Падали яблоки, или...

                ПАДАЛИ  ЯБЛОКИ
                или "Что видно с Лысого бугра?"

      Мчит, пылит просёлком шустрое такси; ещё немного и я на моей родине... Останови, друг, -- прошу водилу,-- я тут сойду, под бугром, вон под теми ракитами! Говорю "спасибо", расчитываюсь... Старенькая "Вольво" укатывает, а я задираю голову... А ты по-прежнему высоченек, Лысый бугор; и старость тебе нипочём; вот возьму сейчас да и взберусь на тебя -- на самую лысину твою вскарабкаюсь; оттуда столько видно: каждую телушку на лугу, каждую курицу во дворах, бабушек на плетёных завалинках, попыхивающий сизым дымком тракторец-муравьишко в поле дальнем видно, и конечно же -- нестройный ряд беленьких изб, крытых то красной черепицей, то серым шифером, а то и по-простецки житной соломой...

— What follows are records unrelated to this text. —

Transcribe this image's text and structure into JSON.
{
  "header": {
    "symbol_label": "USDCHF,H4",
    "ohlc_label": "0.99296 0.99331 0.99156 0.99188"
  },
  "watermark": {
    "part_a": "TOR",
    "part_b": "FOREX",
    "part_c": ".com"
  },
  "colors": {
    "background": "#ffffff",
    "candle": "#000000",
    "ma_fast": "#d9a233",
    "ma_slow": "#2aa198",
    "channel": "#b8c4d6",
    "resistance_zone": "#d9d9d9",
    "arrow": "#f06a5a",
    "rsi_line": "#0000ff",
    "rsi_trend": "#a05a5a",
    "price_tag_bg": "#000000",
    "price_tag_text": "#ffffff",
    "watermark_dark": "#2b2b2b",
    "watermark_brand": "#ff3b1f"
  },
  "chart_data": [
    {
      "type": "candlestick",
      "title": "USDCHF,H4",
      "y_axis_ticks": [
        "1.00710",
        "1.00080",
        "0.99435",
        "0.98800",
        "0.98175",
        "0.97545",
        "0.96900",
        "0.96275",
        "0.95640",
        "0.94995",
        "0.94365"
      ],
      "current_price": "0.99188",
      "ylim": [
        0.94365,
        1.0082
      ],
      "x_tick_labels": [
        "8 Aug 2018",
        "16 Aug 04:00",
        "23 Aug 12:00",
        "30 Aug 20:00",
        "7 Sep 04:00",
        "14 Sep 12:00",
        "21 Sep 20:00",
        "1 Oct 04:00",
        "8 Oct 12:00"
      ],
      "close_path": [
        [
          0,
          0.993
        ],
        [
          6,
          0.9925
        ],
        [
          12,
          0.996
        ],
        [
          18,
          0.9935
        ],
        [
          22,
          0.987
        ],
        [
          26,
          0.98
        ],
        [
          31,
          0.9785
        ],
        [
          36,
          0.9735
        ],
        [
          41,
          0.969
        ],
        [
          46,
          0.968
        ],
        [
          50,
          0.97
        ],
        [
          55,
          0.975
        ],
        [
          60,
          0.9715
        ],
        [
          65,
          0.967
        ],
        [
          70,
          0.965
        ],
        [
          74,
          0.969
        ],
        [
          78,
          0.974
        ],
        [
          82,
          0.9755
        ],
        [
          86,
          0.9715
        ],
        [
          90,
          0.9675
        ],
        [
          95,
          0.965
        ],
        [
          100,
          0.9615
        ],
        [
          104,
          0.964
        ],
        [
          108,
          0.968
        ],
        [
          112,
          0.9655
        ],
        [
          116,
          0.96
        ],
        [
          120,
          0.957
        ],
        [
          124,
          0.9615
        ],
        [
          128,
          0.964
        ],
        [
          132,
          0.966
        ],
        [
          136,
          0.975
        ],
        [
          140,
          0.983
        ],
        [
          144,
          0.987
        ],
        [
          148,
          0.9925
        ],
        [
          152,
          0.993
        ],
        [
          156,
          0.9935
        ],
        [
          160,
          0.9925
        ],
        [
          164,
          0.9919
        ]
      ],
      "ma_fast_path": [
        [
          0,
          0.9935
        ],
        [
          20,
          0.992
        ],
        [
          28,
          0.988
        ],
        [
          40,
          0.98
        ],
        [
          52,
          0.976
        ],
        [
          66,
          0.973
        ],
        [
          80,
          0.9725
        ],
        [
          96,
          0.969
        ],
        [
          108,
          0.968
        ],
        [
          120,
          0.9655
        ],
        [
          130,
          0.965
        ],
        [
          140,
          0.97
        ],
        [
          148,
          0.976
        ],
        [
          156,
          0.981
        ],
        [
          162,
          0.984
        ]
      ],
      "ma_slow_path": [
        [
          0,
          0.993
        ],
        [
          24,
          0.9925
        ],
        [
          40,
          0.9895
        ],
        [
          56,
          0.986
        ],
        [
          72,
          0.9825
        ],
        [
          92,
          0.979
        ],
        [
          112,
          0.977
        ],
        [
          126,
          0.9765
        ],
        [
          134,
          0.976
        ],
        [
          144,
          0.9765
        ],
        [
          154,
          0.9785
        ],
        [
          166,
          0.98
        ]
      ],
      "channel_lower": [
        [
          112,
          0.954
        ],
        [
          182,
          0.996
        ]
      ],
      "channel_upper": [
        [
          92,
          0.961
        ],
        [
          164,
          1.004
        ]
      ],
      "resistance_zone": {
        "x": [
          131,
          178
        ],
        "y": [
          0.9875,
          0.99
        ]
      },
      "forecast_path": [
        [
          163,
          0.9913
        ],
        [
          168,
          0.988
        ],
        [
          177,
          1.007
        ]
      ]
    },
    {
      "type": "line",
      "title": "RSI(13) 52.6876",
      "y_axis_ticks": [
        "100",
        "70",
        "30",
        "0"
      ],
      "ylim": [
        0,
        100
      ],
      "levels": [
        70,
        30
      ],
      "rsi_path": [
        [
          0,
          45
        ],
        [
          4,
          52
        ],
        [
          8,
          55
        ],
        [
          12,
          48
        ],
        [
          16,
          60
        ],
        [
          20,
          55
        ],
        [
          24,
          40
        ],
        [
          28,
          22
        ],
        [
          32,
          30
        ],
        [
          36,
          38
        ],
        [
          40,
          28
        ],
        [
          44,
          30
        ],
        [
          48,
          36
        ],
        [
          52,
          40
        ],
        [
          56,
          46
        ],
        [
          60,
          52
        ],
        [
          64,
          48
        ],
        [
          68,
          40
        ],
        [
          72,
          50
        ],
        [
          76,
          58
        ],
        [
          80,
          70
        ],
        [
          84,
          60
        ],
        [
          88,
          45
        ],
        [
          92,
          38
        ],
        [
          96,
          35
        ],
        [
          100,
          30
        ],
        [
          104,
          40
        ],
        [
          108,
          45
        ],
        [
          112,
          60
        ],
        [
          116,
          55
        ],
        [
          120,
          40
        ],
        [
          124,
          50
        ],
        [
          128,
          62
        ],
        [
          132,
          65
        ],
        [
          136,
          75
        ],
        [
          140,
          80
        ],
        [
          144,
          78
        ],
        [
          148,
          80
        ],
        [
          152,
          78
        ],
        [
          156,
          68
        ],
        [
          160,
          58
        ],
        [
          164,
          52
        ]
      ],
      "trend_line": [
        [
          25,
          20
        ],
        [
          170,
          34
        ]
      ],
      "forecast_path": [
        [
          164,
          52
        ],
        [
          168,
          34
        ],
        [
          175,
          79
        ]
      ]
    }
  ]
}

      И вот я наверху! Частит пульс, дыхание, словно Монблан покорил... Вниз глянул... Матерь божия! а где же деревня, где моя Большая Алешня? "Тю-тю! Нетути!",-- как сказал бы мой добрый земляк. Внизу сплошные, схожие с джунглями, заросли. Настырный американский клён взял в полон деревеньку; он теперь хозяйничает тут: и вправо -- на запад, и влево -- на восток, и... Э, нет, не везде верховодит; во-о-он туда, через болото, сквозь прогал, просечка ведёт, шиферная крыша белёсо маячит... Значит, есть ещё в деревне живая душа, значит, живёт там кто-то... Но, кто? Силюсь вспомнить... И вспоминаю: ну как же "кто-то" -- то ж Василия Дементьевича "ранчо"; он когда-то на том взлобке построился; в самой середине шестидесятых сруб поставил, когда самому едва тридцать сполнилось. За лесом аж в Кировскую область ездил; из чистого дуба храмину соорудил -- на века чтоб! Вот, больше полвека стоит, не рухнула...Выходит, самому Дементьевичу, коли жив-здрав ещё, уже под девяносто?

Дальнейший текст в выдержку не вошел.